En una secundaria de Ecatepec, una profesora muestra cómo usar una herramienta de inteligencia artificial para escribir textos. Les enseña a pedir resúmenes, organizar ideas, hasta redactar discursos. Los alumnos están fascinados. En menos de una hora aprenden a hacer en segundos lo que antes tomaba tardes.
Al final, un estudiante le pregunta si puede usarlo para responder tareas de Historia. La maestra duda. “Sí —dice— pero revísalo bien, porque a veces inventa cosas.”
La clase aprendió a usar una herramienta. Pero no a desconfiar de ella. Eso, en el fondo, es la diferencia entre alfabetización digital y alfabetización crítica. La primera te enseña a encender el motor. La segunda, a no estrellarte.
Durante años, los gobiernos han hablado de cerrar la “brecha digital”. Pero lo que más abunda hoy no es gente sin acceso, sino gente con acceso sin criterio.
Usuarios que dominan plataformas, pero no identifican cuándo una imagen fue manipulada. Que llenan formularios online, pero no saben qué datos están entregando. Que escriben con IA, pero no distinguen verdad de probabilidad.
Alfabetizar no es capacitar. Es construir defensa cognitiva.
La inteligencia artificial no nos exige saber programar. Nos exige saber distinguir. ¿Qué es real? ¿Qué está sesgado? ¿Quién diseñó esta interfaz para que yo haga clic aquí y no allá?
Lo que está en juego no es una habilidad técnica.
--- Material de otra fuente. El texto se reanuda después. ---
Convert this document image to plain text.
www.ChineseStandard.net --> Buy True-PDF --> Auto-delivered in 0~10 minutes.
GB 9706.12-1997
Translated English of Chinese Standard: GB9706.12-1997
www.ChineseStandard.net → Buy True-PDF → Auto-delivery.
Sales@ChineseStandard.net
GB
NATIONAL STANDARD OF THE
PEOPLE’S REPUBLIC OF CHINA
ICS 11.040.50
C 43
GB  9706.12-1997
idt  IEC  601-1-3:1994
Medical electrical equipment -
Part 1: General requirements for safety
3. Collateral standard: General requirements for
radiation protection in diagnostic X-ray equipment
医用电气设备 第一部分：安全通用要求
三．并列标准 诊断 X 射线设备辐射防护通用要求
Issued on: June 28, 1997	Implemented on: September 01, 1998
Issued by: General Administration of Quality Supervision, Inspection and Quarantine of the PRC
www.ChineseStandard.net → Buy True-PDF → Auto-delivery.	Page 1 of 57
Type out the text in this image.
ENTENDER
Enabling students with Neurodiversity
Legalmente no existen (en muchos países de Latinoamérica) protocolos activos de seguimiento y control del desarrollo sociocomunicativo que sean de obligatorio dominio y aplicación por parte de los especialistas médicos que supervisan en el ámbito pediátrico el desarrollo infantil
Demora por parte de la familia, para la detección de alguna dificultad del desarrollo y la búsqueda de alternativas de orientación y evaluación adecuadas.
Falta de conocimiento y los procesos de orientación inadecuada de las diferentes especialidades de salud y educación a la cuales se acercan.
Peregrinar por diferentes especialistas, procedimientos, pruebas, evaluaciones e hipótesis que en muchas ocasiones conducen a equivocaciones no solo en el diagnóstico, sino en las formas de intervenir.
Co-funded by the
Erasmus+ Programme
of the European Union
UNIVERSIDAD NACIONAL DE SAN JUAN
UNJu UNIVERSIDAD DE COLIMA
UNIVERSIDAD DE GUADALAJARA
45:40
Es una forma de conciencia. En Finlandia, la alfabetización mediática se enseña desde primaria: los niños aprenden desde los seis años a identificar fuentes dudosas y a desconfiar con criterio. En Uruguay, el programa Ceibal no solo entrega computadoras: las integra al aula con contenidos que enseñan a leer lo digital de forma crítica.
En México, en cambio, aún hablamos de “inclusión digital” como si bastara con tener conexión. Como si abrir una ventana bastara para entender el paisaje.
Pero mirar no basta. En el siglo XXI, mirar sin saber desconfiar es quedar a merced del que sí sabe manipular.
No es un riesgo abstracto: es electoral, educativo, económico. Es que una maestra dé por válido un texto falso. Es que un votante crea un video alterado. Es que un trabajador acepte una cláusula abusiva que no leyó.
La tecnología se vuelve más sofisticada cada mes. Lo que no cambia tan rápido es nuestra capacidad para entender sus implicaciones.
Por eso, hay que responder una pregunta incómoda:
¿Estamos enseñando a usar tecnología… o solo a obedecerla?
Porque alfabetizar sin criterio es enseñar a caminar directo hacia el abismo.
Y mientras más veloz sea la herramienta, más rápida será la caída.